Pet store puppies could be making people ill, CDC says

Puppies in pet stores are cute, barking and wagging their tails as customers debate on buying the furry creatures.

But in a news release by the Centers for Disease Control and Prevention, some puppies are linked to an outbreak of infection across 13 states that has sickened 30 people.

A strain of Campylobacter jejuni has been reported in Connecticut, Florida, Georgia, Illinois, Kentucky, Maryland, Minnesota, Nevada, Ohio, South Carolina, Tennessee, Utah and Wyoming, according to the CDC. Minnesota has reported the most cases with six, followed by five in Ohio.

Four people have been hospitalized but no deaths have been reported, the CDC said in its release. People infected ranged in age from 8 months to 70 years old, the CDC said.

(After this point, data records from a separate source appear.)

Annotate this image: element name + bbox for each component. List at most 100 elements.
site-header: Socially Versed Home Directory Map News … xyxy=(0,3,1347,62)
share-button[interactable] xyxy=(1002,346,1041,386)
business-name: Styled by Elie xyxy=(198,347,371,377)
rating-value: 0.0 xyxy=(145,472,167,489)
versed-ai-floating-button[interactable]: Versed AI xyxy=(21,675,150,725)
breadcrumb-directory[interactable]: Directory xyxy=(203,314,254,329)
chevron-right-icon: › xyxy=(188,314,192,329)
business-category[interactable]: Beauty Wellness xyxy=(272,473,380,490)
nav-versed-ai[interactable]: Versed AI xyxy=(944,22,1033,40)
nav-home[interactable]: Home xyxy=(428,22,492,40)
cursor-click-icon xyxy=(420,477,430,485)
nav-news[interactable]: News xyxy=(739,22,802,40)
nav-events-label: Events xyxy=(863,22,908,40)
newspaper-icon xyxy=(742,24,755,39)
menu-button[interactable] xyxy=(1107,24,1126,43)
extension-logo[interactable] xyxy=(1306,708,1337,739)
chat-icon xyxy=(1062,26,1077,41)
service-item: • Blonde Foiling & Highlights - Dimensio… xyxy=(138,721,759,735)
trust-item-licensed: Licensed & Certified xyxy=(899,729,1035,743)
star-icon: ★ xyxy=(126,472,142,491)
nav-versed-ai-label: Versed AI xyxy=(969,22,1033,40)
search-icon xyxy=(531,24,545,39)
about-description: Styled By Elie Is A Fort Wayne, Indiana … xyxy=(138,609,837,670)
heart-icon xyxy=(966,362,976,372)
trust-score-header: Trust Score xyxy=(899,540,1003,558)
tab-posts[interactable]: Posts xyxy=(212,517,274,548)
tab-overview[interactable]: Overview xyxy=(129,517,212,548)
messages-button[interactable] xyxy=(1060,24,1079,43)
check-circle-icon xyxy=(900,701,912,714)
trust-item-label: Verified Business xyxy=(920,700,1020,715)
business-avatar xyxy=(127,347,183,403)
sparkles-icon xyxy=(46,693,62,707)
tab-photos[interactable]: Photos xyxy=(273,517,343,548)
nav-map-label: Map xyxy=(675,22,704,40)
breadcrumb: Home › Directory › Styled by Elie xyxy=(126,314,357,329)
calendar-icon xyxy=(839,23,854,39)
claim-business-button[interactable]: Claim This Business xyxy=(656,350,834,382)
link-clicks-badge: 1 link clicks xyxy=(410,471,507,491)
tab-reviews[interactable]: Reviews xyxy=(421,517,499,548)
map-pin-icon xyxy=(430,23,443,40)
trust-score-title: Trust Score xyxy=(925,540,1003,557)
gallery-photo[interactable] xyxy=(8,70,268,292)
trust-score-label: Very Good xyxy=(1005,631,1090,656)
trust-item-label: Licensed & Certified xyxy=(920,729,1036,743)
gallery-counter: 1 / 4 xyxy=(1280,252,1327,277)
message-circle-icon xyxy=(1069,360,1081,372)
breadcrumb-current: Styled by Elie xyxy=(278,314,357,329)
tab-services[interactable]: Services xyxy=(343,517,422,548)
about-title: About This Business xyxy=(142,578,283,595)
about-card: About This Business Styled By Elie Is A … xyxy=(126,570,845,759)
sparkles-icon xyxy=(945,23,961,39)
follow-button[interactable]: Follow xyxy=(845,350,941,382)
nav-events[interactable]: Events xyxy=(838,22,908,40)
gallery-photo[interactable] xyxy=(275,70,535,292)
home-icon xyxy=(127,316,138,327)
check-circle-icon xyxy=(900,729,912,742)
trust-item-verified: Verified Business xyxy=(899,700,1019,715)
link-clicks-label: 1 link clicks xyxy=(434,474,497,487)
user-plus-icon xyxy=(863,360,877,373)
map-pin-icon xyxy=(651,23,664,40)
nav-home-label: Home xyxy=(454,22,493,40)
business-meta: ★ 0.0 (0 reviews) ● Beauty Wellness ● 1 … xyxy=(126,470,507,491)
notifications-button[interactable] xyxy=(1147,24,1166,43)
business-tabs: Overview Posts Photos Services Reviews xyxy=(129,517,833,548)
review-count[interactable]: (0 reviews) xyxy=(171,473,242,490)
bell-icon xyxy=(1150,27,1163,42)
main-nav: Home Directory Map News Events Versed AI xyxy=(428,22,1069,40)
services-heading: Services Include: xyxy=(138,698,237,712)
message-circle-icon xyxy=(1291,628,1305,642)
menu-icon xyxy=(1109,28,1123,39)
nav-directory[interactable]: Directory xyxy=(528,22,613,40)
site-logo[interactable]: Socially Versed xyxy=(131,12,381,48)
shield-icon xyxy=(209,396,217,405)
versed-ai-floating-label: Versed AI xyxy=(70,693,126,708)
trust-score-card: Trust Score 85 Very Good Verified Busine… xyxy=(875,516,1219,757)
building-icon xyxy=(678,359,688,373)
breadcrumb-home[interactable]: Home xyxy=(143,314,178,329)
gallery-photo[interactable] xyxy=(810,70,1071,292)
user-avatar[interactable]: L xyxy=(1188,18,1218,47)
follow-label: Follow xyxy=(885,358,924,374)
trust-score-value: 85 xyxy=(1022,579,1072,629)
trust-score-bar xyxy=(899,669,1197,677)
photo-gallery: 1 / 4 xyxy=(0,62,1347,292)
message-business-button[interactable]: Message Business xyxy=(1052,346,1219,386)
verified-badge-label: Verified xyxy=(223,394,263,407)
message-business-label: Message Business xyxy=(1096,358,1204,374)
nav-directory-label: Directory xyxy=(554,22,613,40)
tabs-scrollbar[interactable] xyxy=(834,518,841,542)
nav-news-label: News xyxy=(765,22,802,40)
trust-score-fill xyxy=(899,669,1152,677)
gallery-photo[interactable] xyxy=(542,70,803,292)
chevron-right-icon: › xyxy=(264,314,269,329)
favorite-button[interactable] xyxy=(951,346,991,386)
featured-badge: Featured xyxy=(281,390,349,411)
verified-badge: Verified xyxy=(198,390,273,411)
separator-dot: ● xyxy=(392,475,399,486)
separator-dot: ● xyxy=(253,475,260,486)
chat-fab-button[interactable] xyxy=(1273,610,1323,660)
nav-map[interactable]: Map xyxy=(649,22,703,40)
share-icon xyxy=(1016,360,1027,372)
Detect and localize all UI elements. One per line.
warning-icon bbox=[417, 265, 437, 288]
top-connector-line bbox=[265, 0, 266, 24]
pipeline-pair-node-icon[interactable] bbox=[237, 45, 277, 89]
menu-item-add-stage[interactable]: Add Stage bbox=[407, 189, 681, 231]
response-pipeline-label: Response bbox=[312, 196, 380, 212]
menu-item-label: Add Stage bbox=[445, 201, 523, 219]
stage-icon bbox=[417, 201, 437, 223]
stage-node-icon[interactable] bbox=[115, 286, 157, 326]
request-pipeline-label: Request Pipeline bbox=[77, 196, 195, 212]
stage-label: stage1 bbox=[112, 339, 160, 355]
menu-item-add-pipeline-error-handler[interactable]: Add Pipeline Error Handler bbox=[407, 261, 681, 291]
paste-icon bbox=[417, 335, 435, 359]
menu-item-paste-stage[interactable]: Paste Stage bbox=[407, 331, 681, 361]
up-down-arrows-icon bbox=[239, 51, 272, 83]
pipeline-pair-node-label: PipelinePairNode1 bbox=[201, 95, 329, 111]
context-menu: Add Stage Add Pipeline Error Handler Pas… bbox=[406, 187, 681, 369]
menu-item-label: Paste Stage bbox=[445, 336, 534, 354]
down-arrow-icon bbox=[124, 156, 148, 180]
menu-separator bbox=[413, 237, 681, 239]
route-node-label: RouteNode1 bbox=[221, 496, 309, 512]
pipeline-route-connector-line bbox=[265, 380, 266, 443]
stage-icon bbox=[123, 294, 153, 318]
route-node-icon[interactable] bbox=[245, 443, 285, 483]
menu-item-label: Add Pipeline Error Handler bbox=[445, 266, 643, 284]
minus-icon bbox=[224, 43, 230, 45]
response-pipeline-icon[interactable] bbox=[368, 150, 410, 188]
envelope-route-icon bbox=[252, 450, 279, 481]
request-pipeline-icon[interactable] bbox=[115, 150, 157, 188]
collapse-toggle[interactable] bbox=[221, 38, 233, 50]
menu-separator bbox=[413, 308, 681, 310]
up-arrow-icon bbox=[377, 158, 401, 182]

"Epidemiologic and laboratory evidence indicate that puppies purchased from pet stores, are the likely source of this outbreak. the CDC said in its release.

The CDC has not yet identified one common supplier of puppies.

Among the 24 people interviewed by the CDC, 21 reported having contact with a puppy. Fifteen of those 21 people said they made contact with a puppy at a pet store. The CDC added that 12 of the 15 were linked to Petland, while five of the 12 were Petland employees.

To avoid the possibility of Campylobacter germs, the CDC advises that people should wash their hands thoroughly with soap and water after touching a puppy or dog. Adults should supervise children when they wash their hands, the CDC said. If soap and water is not available, hand sanitizers can be a temporary solution.

The CDC also recommends people to wash their hands after cleaning up urine, feces or vomit from a puppy or dog. The center also cautions against allowing the animals to lick people around their mouths, faces or around open wounds and areas with broken skin.